Dealing with The Holidays

Dealing with The Holidays

*This post was edited for clarity.*

dun Dun daaaaaa DUN!!!!

(in my head, there is theme music to this post.)

A few weeks before Thanksgiving, I discovered through a FB post that some stores were planning on opening Thanksgiving Eve or being open all day on Thanksgiving.  When I learned about this, I had several thoughts immediately…and then as a cooked this bit of information I had a bunch of more thoughts.
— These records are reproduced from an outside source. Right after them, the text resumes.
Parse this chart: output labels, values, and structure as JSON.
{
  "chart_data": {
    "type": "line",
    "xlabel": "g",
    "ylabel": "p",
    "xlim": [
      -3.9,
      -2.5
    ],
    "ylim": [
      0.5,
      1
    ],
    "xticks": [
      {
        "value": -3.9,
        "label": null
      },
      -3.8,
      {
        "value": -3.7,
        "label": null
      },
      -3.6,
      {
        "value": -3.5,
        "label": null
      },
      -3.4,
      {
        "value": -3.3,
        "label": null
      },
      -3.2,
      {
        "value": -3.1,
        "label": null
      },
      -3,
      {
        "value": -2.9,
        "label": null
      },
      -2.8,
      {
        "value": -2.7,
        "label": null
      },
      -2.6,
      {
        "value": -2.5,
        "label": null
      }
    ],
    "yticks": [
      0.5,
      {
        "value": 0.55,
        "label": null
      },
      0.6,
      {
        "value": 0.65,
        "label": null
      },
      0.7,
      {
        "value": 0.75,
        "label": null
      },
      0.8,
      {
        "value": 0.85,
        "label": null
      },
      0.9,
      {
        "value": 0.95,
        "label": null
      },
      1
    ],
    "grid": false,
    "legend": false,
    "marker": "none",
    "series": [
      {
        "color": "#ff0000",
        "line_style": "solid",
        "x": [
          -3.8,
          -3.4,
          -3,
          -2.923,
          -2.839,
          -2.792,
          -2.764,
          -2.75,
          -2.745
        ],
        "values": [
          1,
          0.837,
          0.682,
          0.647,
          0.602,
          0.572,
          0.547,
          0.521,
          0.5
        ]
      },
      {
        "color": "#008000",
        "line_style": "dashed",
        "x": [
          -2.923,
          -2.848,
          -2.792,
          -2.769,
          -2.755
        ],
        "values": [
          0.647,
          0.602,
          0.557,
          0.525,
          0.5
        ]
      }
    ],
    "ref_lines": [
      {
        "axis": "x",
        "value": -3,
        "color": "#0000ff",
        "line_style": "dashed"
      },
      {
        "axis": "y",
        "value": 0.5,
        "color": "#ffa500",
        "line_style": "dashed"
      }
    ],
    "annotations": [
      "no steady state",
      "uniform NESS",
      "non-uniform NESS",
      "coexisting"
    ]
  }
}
When I first learned about the shops being open on Thanksgiving, my first thought was – Great! Now the people who don’t celebrate the holiday won’t be lost, wondering what they will do all day long.  They could work, or get some errands done that they can’t get done because of school or other commitments.  My first reaction was globally minded.  I thought that the shops were opening so they could follow a more global approach to their business.  Not everyone celebrates this, so why should we close?  I tried to bring this up in conversation on the FB post, but the respondents were very emotionally invested in their anger and not feeling the open dialogue I wanted to have.  So, I left.  And went and had a conversation with Magda, from AskMoxie.

I love it when we can talk things through like this.  I have issues with places being closed for some civic holidays and not others.  I also have issues with places being closed for Christian holidays and not closed for other religious holidays (whether it be Muslim, Jewish…etc)  I hate that I have to weigh the pros and cons of pulling my child out of school for a religious holiday that isn’t on the official school calander.  My husband has to weighs the pros and cons of taking time off of work for his religious holiday.  Business don’t close for EID.  Schools don’t close for EID.  Banks are not closed on EID.  The mail still is delivered on EID.  Life goes on for the rest of society on EID.  Why shouldn’t it be the same for Thanksgiving? or Easter?

I have no grand solution.  I was just feeling frustrated and I needed to be heard.  I needed to say stuff and Magda was there to listen and argue my points back at me about how having every single holiday off wasn’t possible because we’d never get anything done.  Thats true.  But the way holidays are dealt with should be more fair.  More even.

I remember back in the stone ages when I was a wee one that the entire city shut down on EVERY holiday. Every One.  Veterans Day. Memorial Day. Good Friday. New Years Day. 4th of July. Easter. Christmas. Thanksgiving. (and the few I forgot to mention.) I remembered loving how quiet the city got because everyone was inside, spending time with their families.  Then I got older and my cousins routinely had to work on Christmas Day.  Then there was that one year I worked Easter.  We had exactly 1 customer all day, but I worked.  

Then I remember being aggravated that the University didn’t shut down when I thought it should.

Then I got used to going to school and working when a lot of people were spending time with their families.

I was working on the last Christmas Eve my Grandmother was alive.  I missed that time with her.

The first 5 or so years of Mr. Fox’s life, Khaled didn’t take off time for Eid.  It was a regular day for him after he attended the Eid prayer by himself.

On Eid, we don’t have family** to spend time with and celebrate the holiday.  I wish there was a way to get that quietness in the city for everyone’s holidays.  So everyone would feel like their celebration is just as important.

That same day, Magda published a workbook about Getting the Christmas that works for You and Your Family.

As you know, I struggle with finding balance in all of the holidays we celebrate.  I didn’t grow up celebrating Eid, so every year it is a work in progress.  I’ve switched up how we celebrate Easter and Christmas, taking away the strong religious emphasis and putting more value on spending time together, and the fantasy aspects of the celebrations.  For me, there is still a very heavy emphasis on Christmas because it was my grandmother’s favorite holiday, and for many years it was my mothers.  It was the biggest deal, and the one with the most traditions.

I have had the hardest time scaling Christmas back.  So much of what I do during this holiday season is tied with my love and memories of the two most influential women in my life.  Negating any part of this holiday is like erasing a tie to them.

I bought Getting the Christmas workbook because I needed to find a way to scale back Christmas in a way that still honors the important traditions that hold the most memories for me, while removing the stuff that we really don’t need to be doing.  While working through the questions, I dug in and reflected…I was brutally honest…and I cried.  At one point I had to stop because I was scared of taking the next step.

Then I had some clear cut ways of making Christmas more like the ways we celebrate Eid.  I took those ideas to Khaled, and we are going to try them out.  So far, I’m really comfortable with what we’ve decided to do for The Holidays this year.  I’ll most likely be talking about it all here, so I thought you might like to know how I got there.

You can get the Christmas Workbook over on Christmased.com.  I’m probably going to re-do this workbook for every holiday now so I can make the Memorial Day celebration that Works for Me and My Family.  Instead of what we currently do – nothing.

Take a look, let me know what you think.  Share this with anyone you can think of who would benefit.  Be gentle with yourself.

Happy Thursday!

**Muslim family. We have Christian family to celebrate with, but we’ve not been celebrating Eid with them.